Quest’anno alla rappresentazione hanno addirittura partecipato i vertici nazionali di FdI al gran completo (con quelli locali, oramai colonizzati dagli ex di Forza Italia, che di Sergio Ramelli non sanno niente) con Giorgia Meloni in prima fila accando al non sindaco anche lei incurante del contesto e della storia, che in fondo visti da Roma e alla luce dei grandi obiettivi del futuro sono solo dettagli trascurabili e sacrificabili. “Questa con Sala è la nostra manifestazione” si è affrettata a precisare la leader di FdI, che a scanso di equivoci e mettendo le mani avanti (non si sa mai), ha poi aggiunto: “la manifestazione di questa sera? Noi non ci andremo, non abbiamo dato assolutamente indicazioni di partecipare”.
Rincara poi la dose, sostituendo per una volta la solita melassa appiccicosa con una inedita faccia feroce, l’immancabile Crosetto che tuona: “Ci vado io da salutatori romani e compagnia bella: certa gentaglia che ha cercato di avvicinarsi a FdI, sperando di trovare un posto per fare i nostalgici del braccio alzato, non è mai stata tollerata da nessuno, in primis da Giorgia”.
Chissà se nella foga di sembrare e far sembrare tutti politicamente corretti e perfettamente allineati il Guidone si è reso conto di essere la persona meno indicata a decidere chi sia degno e chi no di militare in un partito che esibisce ancora, sia pure solo come un brand commerciale, la Fiamma Tricolore.
Alle fine, comunque, nonostante l’anatema del vecchio democristiano “antifascista, cattolico democratico, liberista e libertario convinto” (così lo descrive il Corriere della Sera) alla fine di fratellini sparsi qua e là in via Paladini ce n’erano, gli unici ad essere molto meno numerosi degli altri anni.

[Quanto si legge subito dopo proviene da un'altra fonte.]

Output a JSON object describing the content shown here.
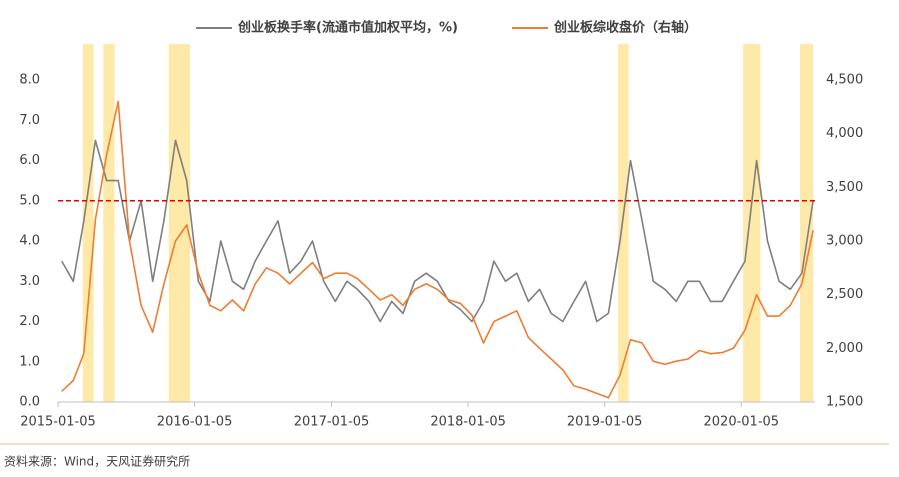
{
  "chart_data": {
    "type": "line",
    "legend": "top",
    "source": "资料来源：Wind，天风证券研究所",
    "x": [
      "2015-01-15",
      "2015-02-15",
      "2015-03-15",
      "2015-04-15",
      "2015-05-15",
      "2015-06-15",
      "2015-07-15",
      "2015-08-15",
      "2015-09-15",
      "2015-10-15",
      "2015-11-15",
      "2015-12-15",
      "2016-01-15",
      "2016-02-15",
      "2016-03-15",
      "2016-04-15",
      "2016-05-15",
      "2016-06-15",
      "2016-07-15",
      "2016-08-15",
      "2016-09-15",
      "2016-10-15",
      "2016-11-15",
      "2016-12-15",
      "2017-01-15",
      "2017-02-15",
      "2017-03-15",
      "2017-04-15",
      "2017-05-15",
      "2017-06-15",
      "2017-07-15",
      "2017-08-15",
      "2017-09-15",
      "2017-10-15",
      "2017-11-15",
      "2017-12-15",
      "2018-01-15",
      "2018-02-15",
      "2018-03-15",
      "2018-04-15",
      "2018-05-15",
      "2018-06-15",
      "2018-07-15",
      "2018-08-15",
      "2018-09-15",
      "2018-10-15",
      "2018-11-15",
      "2018-12-15",
      "2019-01-15",
      "2019-02-15",
      "2019-03-15",
      "2019-04-15",
      "2019-05-15",
      "2019-06-15",
      "2019-07-15",
      "2019-08-15",
      "2019-09-15",
      "2019-10-15",
      "2019-11-15",
      "2019-12-15",
      "2020-01-15",
      "2020-02-15",
      "2020-03-15",
      "2020-04-15",
      "2020-05-15",
      "2020-06-15",
      "2020-07-15"
    ],
    "series": [
      {
        "name": "创业板换手率(流通市值加权平均，%)",
        "color": "#7f7f7f",
        "axis": "y",
        "values": [
          3.5,
          3.0,
          4.5,
          6.5,
          5.5,
          5.5,
          4.0,
          5.0,
          3.0,
          4.5,
          6.5,
          5.5,
          3.0,
          2.5,
          4.0,
          3.0,
          2.8,
          3.5,
          4.0,
          4.5,
          3.2,
          3.5,
          4.0,
          3.0,
          2.5,
          3.0,
          2.8,
          2.5,
          2.0,
          2.5,
          2.2,
          3.0,
          3.2,
          3.0,
          2.5,
          2.3,
          2.0,
          2.5,
          3.5,
          3.0,
          3.2,
          2.5,
          2.8,
          2.2,
          2.0,
          2.5,
          3.0,
          2.0,
          2.2,
          4.0,
          6.0,
          4.5,
          3.0,
          2.8,
          2.5,
          3.0,
          3.0,
          2.5,
          2.5,
          3.0,
          3.5,
          6.0,
          4.0,
          3.0,
          2.8,
          3.2,
          5.0
        ]
      },
      {
        "name": "创业板综收盘价（右轴）",
        "color": "#ed7d31",
        "axis": "y2",
        "values": [
          1600,
          1700,
          1950,
          3200,
          3800,
          4300,
          3000,
          2400,
          2150,
          2600,
          3000,
          3150,
          2700,
          2400,
          2350,
          2450,
          2350,
          2600,
          2750,
          2700,
          2600,
          2700,
          2800,
          2650,
          2700,
          2700,
          2650,
          2550,
          2450,
          2500,
          2400,
          2550,
          2600,
          2550,
          2450,
          2420,
          2310,
          2050,
          2250,
          2300,
          2350,
          2100,
          2000,
          1900,
          1800,
          1650,
          1620,
          1580,
          1540,
          1750,
          2080,
          2050,
          1880,
          1850,
          1880,
          1900,
          1980,
          1950,
          1960,
          2000,
          2170,
          2500,
          2300,
          2300,
          2400,
          2600,
          3100
        ]
      }
    ],
    "xlim": [
      "2015-01-05",
      "2020-07-20"
    ],
    "xticks": [
      "2015-01-05",
      "2016-01-05",
      "2017-01-05",
      "2018-01-05",
      "2019-01-05",
      "2020-01-05"
    ],
    "ylim": [
      0,
      8
    ],
    "yticks": [
      {
        "value": 0,
        "label": "0.0"
      },
      {
        "value": 1,
        "label": "1.0"
      },
      {
        "value": 2,
        "label": "2.0"
      },
      {
        "value": 3,
        "label": "3.0"
      },
      {
        "value": 4,
        "label": "4.0"
      },
      {
        "value": 5,
        "label": "5.0"
      },
      {
        "value": 6,
        "label": "6.0"
      },
      {
        "value": 7,
        "label": "7.0"
      },
      {
        "value": 8,
        "label": "8.0"
      }
    ],
    "y2lim": [
      1500,
      4500
    ],
    "y2ticks": [
      {
        "value": 1500,
        "label": "1,500"
      },
      {
        "value": 2000,
        "label": "2,000"
      },
      {
        "value": 2500,
        "label": "2,500"
      },
      {
        "value": 3000,
        "label": "3,000"
      },
      {
        "value": 3500,
        "label": "3,500"
      },
      {
        "value": 4000,
        "label": "4,000"
      },
      {
        "value": 4500,
        "label": "4,500"
      }
    ],
    "reference_line": {
      "value": 5,
      "color": "#e00000"
    },
    "highlights": {
      "color": "#ffe9a8",
      "ranges": [
        [
          "2015-03-12",
          "2015-04-10"
        ],
        [
          "2015-05-06",
          "2015-06-05"
        ],
        [
          "2015-10-28",
          "2015-12-24"
        ],
        [
          "2019-02-10",
          "2019-03-10"
        ],
        [
          "2020-01-10",
          "2020-02-25"
        ],
        [
          "2020-06-10",
          "2020-07-15"
        ]
      ]
    }
  }
}
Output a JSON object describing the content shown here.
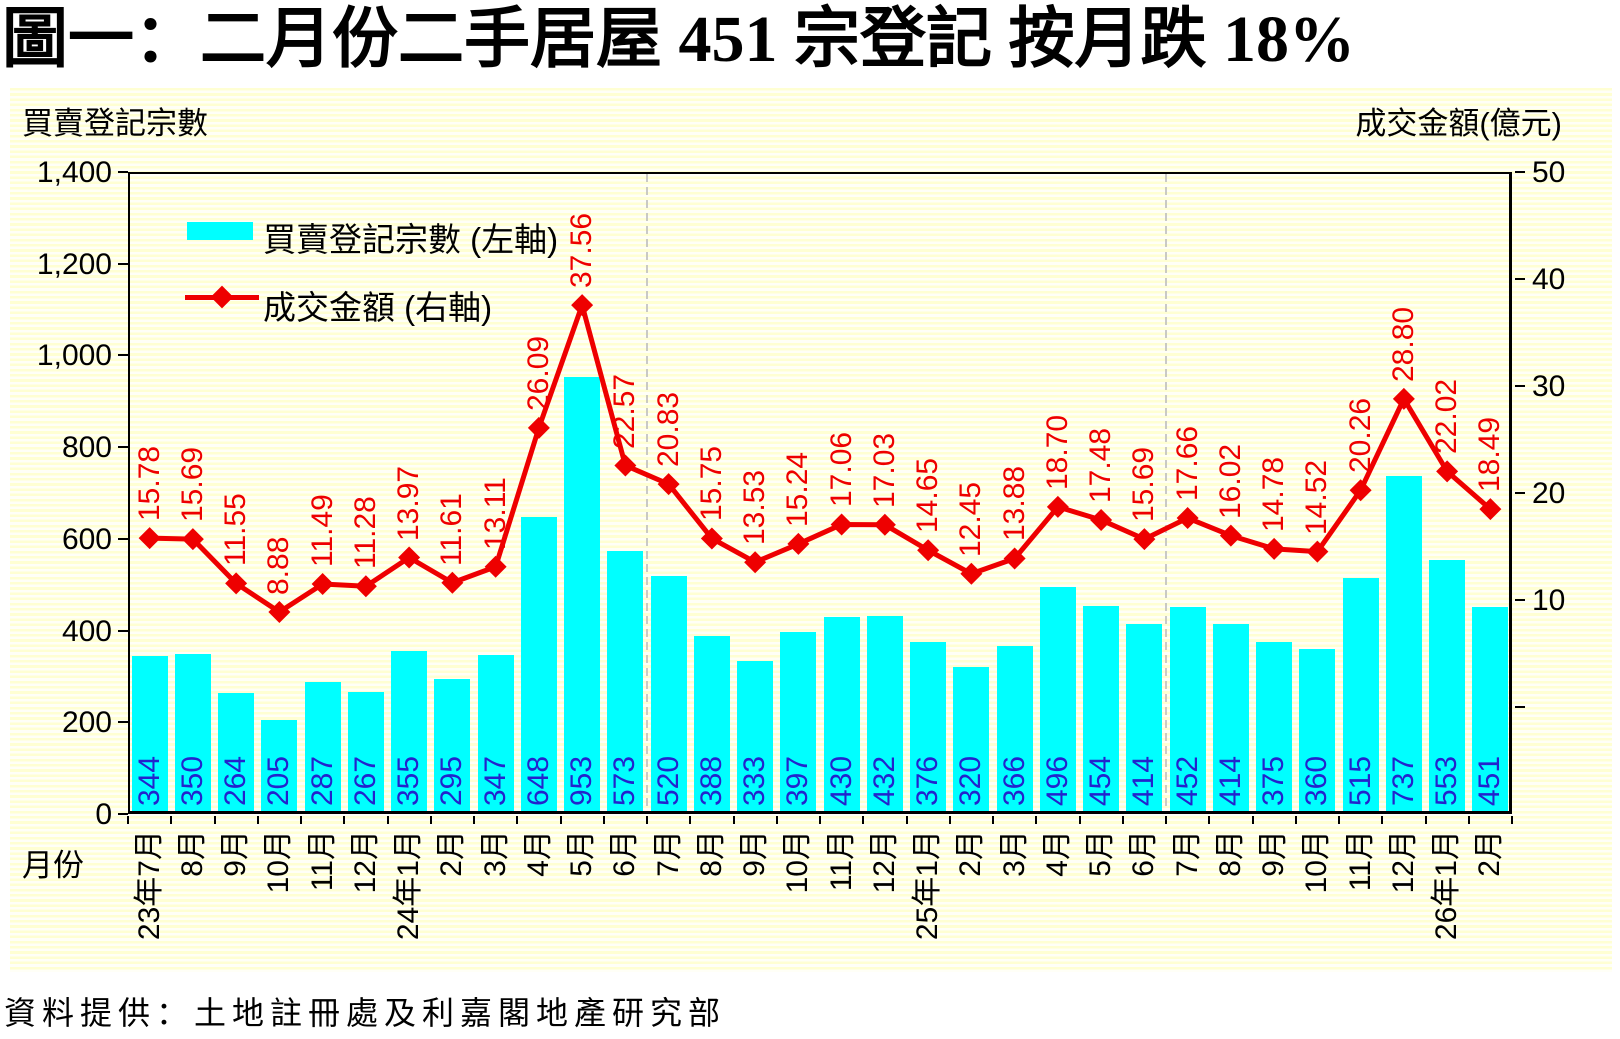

Quando al consiglio comunale di Milano venne data la notizia della morte di Sergio ci fu un corale e partecipato applauso di giubilo. Una storica ed inqualificabile infamia. Non sono mai state presentate scuse, mai una parola di stigmatizzazione e di condanna di quell’ inqualificabile e vergognoso gesto.
Sino a quel momento (che temo nn arriverà mai) la fascia tricolore se la possono anche tenere.